The duty of a teacher is to control a mind, not to unleash it? What color would a classroom be if my job were to free minds rather than control them? Violet? Vermillion? Cyan? (Neuman) I am certain that any of these colors would certainly have an invigorating effect on my 9:30am grouping twenty-two year olds – even if the effect was to provoke complaints about the overbearing effect of such expressiveness on their bleary, sleep-deprived eyes.
Apparently tax payers are less ambivalent about spending their tax dollars on controlling bodies than they are on controlling minds. California prison guards are paid more to cage souls than I am to imprint them. The guards enjoy membership in a union that managed to protect them from the pay cuts (the California state worker tax) that we controllers of the mind currently endure. California spends, on average, $9000 educating sixth graders in public school. California spends, on average, $25,000, caging adult male prisoners. This tidbit of information actually has very little to do with the collection of videos I’ve assembled, but a lot to do with why I want to begin the year meditating on labor, color, and phenomenology. What is the color of “THIS CANNOT CONTINUE”? Somehow, I don’t think it’s red….
Can you see me? Apparently blue is the new black. But again, I digress.

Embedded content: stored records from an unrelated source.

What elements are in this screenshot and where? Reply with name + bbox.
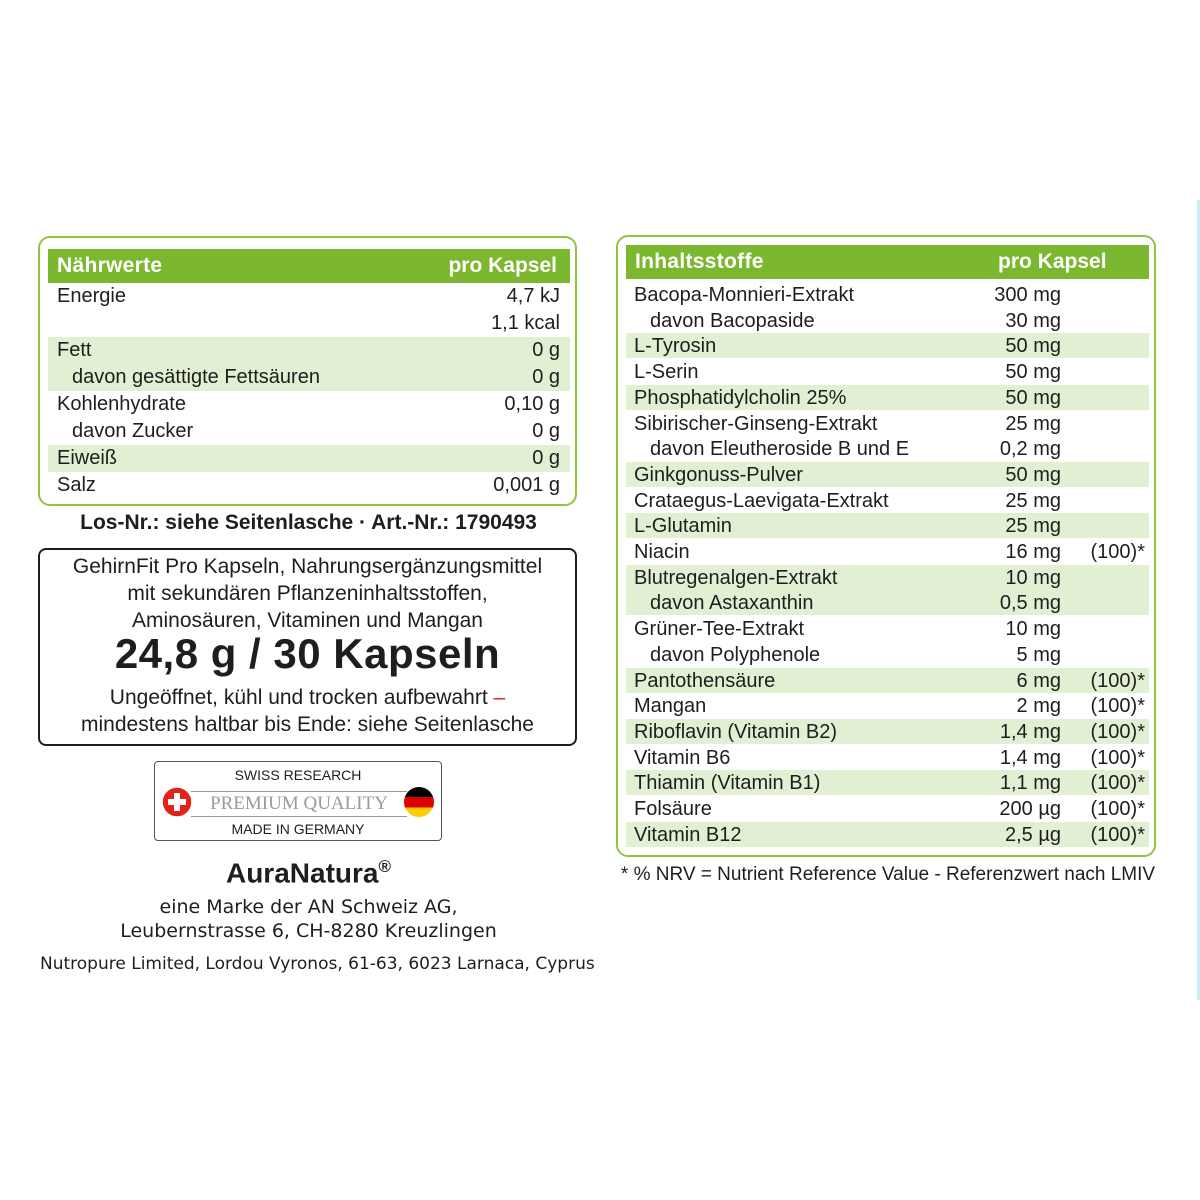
nutrition-label: davon Zucker xyxy=(72,420,194,442)
ingredient-label: Mangan xyxy=(634,695,707,718)
ingredient-nrv: (100)* xyxy=(1090,823,1145,846)
ingredient-row xyxy=(626,565,1149,590)
ingredient-amount: 1,4 mg xyxy=(999,720,1061,743)
nutrition-header-title: Nährwerte xyxy=(57,254,163,277)
ingredient-amount: 50 mg xyxy=(1005,335,1061,358)
seal-quality-text: PREMIUM QUALITY xyxy=(210,793,388,814)
ingredient-nrv: (100)* xyxy=(1090,695,1145,718)
ingredient-row xyxy=(626,770,1149,795)
ingredient-amount: 0,2 mg xyxy=(999,438,1061,461)
ingredient-label: L-Serin xyxy=(634,361,699,384)
product-description-line: mit sekundären Pflanzeninhaltsstoffen, xyxy=(127,582,488,605)
ingredient-label: Phosphatidylcholin 25% xyxy=(634,386,847,409)
ingredient-row xyxy=(626,385,1149,410)
product-description-line: Aminosäuren, Vitaminen und Mangan xyxy=(131,609,483,632)
ingredient-label: Folsäure xyxy=(634,798,712,820)
nutrition-value: 1,1 kcal xyxy=(491,312,560,334)
nutrition-label: Energie xyxy=(57,285,126,307)
ingredient-amount: 0,5 mg xyxy=(999,592,1061,615)
ingredient-row xyxy=(626,590,1149,615)
ingredient-label: Crataegus-Laevigata-Extrakt xyxy=(634,489,889,512)
nutrition-row xyxy=(48,472,570,499)
ingredient-row xyxy=(626,745,1149,770)
nutrition-label: Salz xyxy=(57,474,96,496)
lot-number-line: Los-Nr.: siehe Seitenlasche · Art.-Nr.: 1790493 xyxy=(80,511,537,534)
nutrition-header-unit: pro Kapsel xyxy=(448,254,557,277)
nutrition-row xyxy=(48,364,570,391)
nrv-footnote: * % NRV = Nutrient Reference Value - Referenzwert nach LMIV xyxy=(620,864,1156,885)
ingredient-label: davon Bacopaside xyxy=(650,309,815,332)
nutrition-row xyxy=(48,418,570,445)
ingredient-amount: 6 mg xyxy=(1016,669,1061,692)
swiss-flag-icon xyxy=(161,786,193,818)
nutrition-value: 0 g xyxy=(532,366,560,388)
ingredient-amount: 50 mg xyxy=(1005,386,1061,409)
ingredient-row xyxy=(626,462,1149,487)
ingredient-label: L-Glutamin xyxy=(634,515,732,538)
nutrition-label: Fett xyxy=(57,339,92,361)
nutrition-row xyxy=(48,337,570,364)
ingredient-row xyxy=(626,822,1149,847)
nutrition-row xyxy=(48,391,570,418)
best-before-line: mindestens haltbar bis Ende: siehe Seitenlasche xyxy=(81,713,534,736)
seal-bottom-text: MADE IN GERMANY xyxy=(231,821,365,837)
net-content: 24,8 g / 30 Kapseln xyxy=(114,630,501,677)
ingredient-amount: 10 mg xyxy=(1005,566,1061,589)
ingredient-row xyxy=(626,693,1149,718)
ingredient-label: Vitamin B6 xyxy=(634,746,731,769)
ingredient-amount: 10 mg xyxy=(1005,618,1061,641)
seal-top-text: SWISS RESEARCH xyxy=(234,767,362,783)
storage-dash: – xyxy=(493,686,506,709)
ingredient-row xyxy=(626,796,1149,821)
ingredient-row xyxy=(626,308,1149,333)
ingredient-row xyxy=(626,668,1149,693)
ingredient-row xyxy=(626,513,1149,538)
ingredient-label: Bacopa-Monnieri-Extrakt xyxy=(634,284,855,306)
storage-instruction-line xyxy=(40,684,575,711)
ingredient-amount: 1,1 mg xyxy=(999,772,1061,795)
ingredient-label: Niacin xyxy=(634,541,690,563)
ingredient-nrv: (100)* xyxy=(1090,746,1145,769)
ingredient-row xyxy=(626,642,1149,667)
nutrition-value: 0 g xyxy=(532,339,560,361)
brand-owner-line: eine Marke der AN Schweiz AG, xyxy=(159,896,458,918)
ingredients-header xyxy=(626,245,1149,279)
product-description-line: GehirnFit Pro Kapseln, Nahrungsergänzungsmittel xyxy=(72,555,543,578)
nutrition-value: 4,7 kJ xyxy=(506,285,560,307)
nutrition-value: 0,10 g xyxy=(504,393,560,415)
ingredient-label: Riboflavin (Vitamin B2) xyxy=(634,720,838,743)
nutrition-value: 0 g xyxy=(532,447,560,469)
ingredient-nrv: (100)* xyxy=(1090,541,1145,563)
ingredient-row xyxy=(626,282,1149,307)
ingredient-label: Vitamin B12 xyxy=(634,823,742,846)
brand-name-text: AuraNatura xyxy=(225,857,379,889)
ingredient-label: Thiamin (Vitamin B1) xyxy=(634,772,821,795)
nutrition-facts-panel xyxy=(38,236,577,506)
ingredient-amount: 25 mg xyxy=(1005,412,1061,435)
brand-name xyxy=(40,857,577,889)
ingredient-amount: 2,5 µg xyxy=(1004,823,1061,846)
ingredients-header-unit: pro Kapsel xyxy=(998,250,1107,273)
ingredient-amount: 2 mg xyxy=(1016,695,1061,718)
ingredient-amount: 25 mg xyxy=(1005,489,1061,512)
ingredient-row xyxy=(626,616,1149,641)
quality-seal xyxy=(154,761,442,841)
ingredients-panel xyxy=(616,235,1156,857)
ingredient-label: Grüner-Tee-Extrakt xyxy=(634,618,805,641)
distributor-address-line: Nutropure Limited, Lordou Vyronos, 61-63, 6023 Larnaca, Cyprus xyxy=(40,954,595,974)
german-flag-icon xyxy=(403,786,435,818)
ingredient-row xyxy=(626,719,1149,744)
ingredient-row xyxy=(626,411,1149,436)
ingredient-amount: 16 mg xyxy=(1005,541,1061,563)
ingredient-amount: 200 µg xyxy=(999,798,1061,820)
ingredient-amount: 300 mg xyxy=(994,284,1061,306)
nutrition-value: 0 g xyxy=(532,420,560,442)
nutrition-row xyxy=(48,283,570,310)
ingredient-row xyxy=(626,488,1149,513)
ingredient-nrv: (100)* xyxy=(1090,772,1145,795)
nutrition-value: 0,001 g xyxy=(493,474,560,496)
registered-mark: ® xyxy=(378,857,391,876)
ingredients-header-title: Inhaltsstoffe xyxy=(635,250,764,273)
ingredient-amount: 5 mg xyxy=(1016,643,1061,666)
ingredient-nrv: (100)* xyxy=(1090,798,1145,820)
brand-address-line: Leubernstrasse 6, CH-8280 Kreuzlingen xyxy=(120,920,497,942)
ingredient-nrv: (100)* xyxy=(1090,669,1145,692)
ingredient-label: Sibirischer-Ginseng-Extrakt xyxy=(634,412,878,435)
ingredient-row xyxy=(626,333,1149,358)
ingredient-amount: 30 mg xyxy=(1005,309,1061,332)
ingredient-amount: 1,4 mg xyxy=(999,746,1061,769)
nutrition-label: davon gesättigte Fettsäuren xyxy=(72,366,320,388)
seal-band xyxy=(191,791,407,817)
nutrition-label: Kohlenhydrate xyxy=(57,393,186,415)
ingredient-label: L-Tyrosin xyxy=(634,335,717,358)
ingredient-amount: 50 mg xyxy=(1005,463,1061,486)
ingredient-label: davon Eleutheroside B und E xyxy=(650,438,910,461)
ingredient-row xyxy=(626,359,1149,384)
ingredient-row xyxy=(626,436,1149,461)
ingredient-amount: 50 mg xyxy=(1005,361,1061,384)
ingredient-row xyxy=(626,539,1149,564)
storage-instruction-text: Ungeöffnet, kühl und trocken aufbewahrt xyxy=(109,686,488,709)
nutrition-row xyxy=(48,445,570,472)
ingredient-nrv: (100)* xyxy=(1090,720,1145,743)
ingredient-label: Pantothensäure xyxy=(634,669,776,692)
nutrition-label: Eiweiß xyxy=(57,447,118,469)
ingredient-label: davon Astaxanthin xyxy=(650,592,814,615)
ingredient-label: Blutregenalgen-Extrakt xyxy=(634,566,838,589)
ingredient-label: davon Polyphenole xyxy=(650,643,821,666)
ingredient-amount: 25 mg xyxy=(1005,515,1061,538)
nutrition-header xyxy=(48,249,570,283)
ingredient-label: Ginkgonuss-Pulver xyxy=(634,463,803,486)
product-description-box xyxy=(38,548,577,746)
nutrition-row xyxy=(48,310,570,337)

I’m afraid I don’t know anyone who works as a prison guard. I would very much like to know how similar their control rooms are to mine. Do they have dark beige walls too? Do they sometimes ponder the futility of caging a body and neglecting a mind? I wager they do. Corporate prisons and public universities agree that we (teachers and guards) can control through color. But prison guards operate within a swirl of bound bodies clad in bright orange. Think about this: the application of the color orange demarcates the controller from the controlled. Each prisoner a spark. A flame deprived of oxygen; but ready, no doubt, to ignite….or dissolve. Just like my students.

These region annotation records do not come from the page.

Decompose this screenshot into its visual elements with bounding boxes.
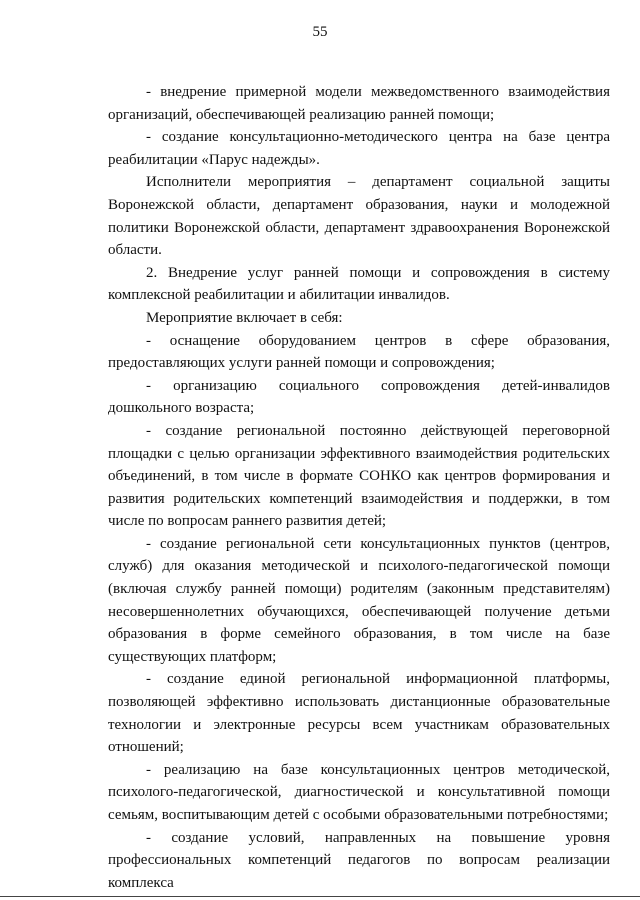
page-bottom-edge xyxy=(0,896,640,897)
paragraph: - создание региональной постоянно действующей переговорной площадки с целью организации эффективного взаимодействия родительских объединений, в том числе в формате СОНКО как центров формирования и развития родительских компетенций взаимодействия и поддержки, в том числе по вопросам раннего развития детей; xyxy=(108,422,610,530)
paragraph: - создание условий, направленных на повышение уровня профессиональных компетенций педагогов по вопросам реализации комплекса xyxy=(108,829,610,891)
paragraph: - создание единой региональной информационной платформы, позволяющей эффективно использовать дистанционные образовательные технологии и электронные ресурсы всем участникам образовательных отношений; xyxy=(108,671,610,756)
paragraph: Исполнители мероприятия – департамент социальной защиты Воронежской области, департамент образования, науки и молодежной политики Воронежской области, департамент здравоохранения Воронежской области. xyxy=(108,174,610,259)
paragraph: - создание консультационно-методического центра на базе центра реабилитации «Парус надежды». xyxy=(108,129,610,168)
paragraph: Мероприятие включает в себя: xyxy=(146,309,343,326)
paragraph: - организацию социального сопровождения детей-инвалидов дошкольного возраста; xyxy=(108,377,610,417)
paragraph: - создание региональной сети консультационных пунктов (центров, служб) для оказания методической и психолого-педагогической помощи (включая службу ранней помощи) родителям (законным представителям) несовершеннолетних обучающихся, обеспечивающей получение детьми образования в форме семейного образования, в том числе на базе существующих платформ; xyxy=(108,535,610,665)
document-body xyxy=(108,81,610,894)
paragraph: - внедрение примерной модели межведомственного взаимодействия организаций, обеспечивающей реализацию ранней помощи; xyxy=(108,84,610,123)
paragraph: - оснащение оборудованием центров в сфере образования, предоставляющих услуги ранней помощи и сопровождения; xyxy=(108,332,610,372)
paragraph: 2. Внедрение услуг ранней помощи и сопровождения в систему комплексной реабилитации и абилитации инвалидов. xyxy=(108,264,610,304)
page-number: 55 xyxy=(312,24,328,40)
paragraph: - реализацию на базе консультационных центров методической, психолого-педагогической, диагностической и консультативной помощи семьям, воспитывающим детей с особыми образовательными потребностями; xyxy=(108,761,610,823)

We show up. We generate ideas. We complete tasks. (Baldesarri) We assemble, collect, analyze, or mechanize. We decide the depth of commitment to be applied, the integrity to be maintained, the degree to which our dignity is connected to our ability to do a thing well, do a thing mindfully. We show up. We work. We watch over. We day dream. We escape. We struggle. We sweat. We slack. We may not get to decide the color of the backdrop behind our bodies. No one sees the color of the backdrops in our minds; but those colors are there and they effect. They produce affect. Colors go deep inside of us, and then come out again as something else, something intellectualized, something reduced, named, and categorized. We are assigned our little place on the social spectrum. Moving across it will most likely cost us something.
So. The performances, animations, music videos, and dimensional video paintings, fantastical stories, and whimsical video documents in this program ask us to look at the body, consider color, and consider what it is means to do your work, hold your place, and manage to remain a human being with a body, and a mind that projects its own spectrum into the world every day. Can you feel me?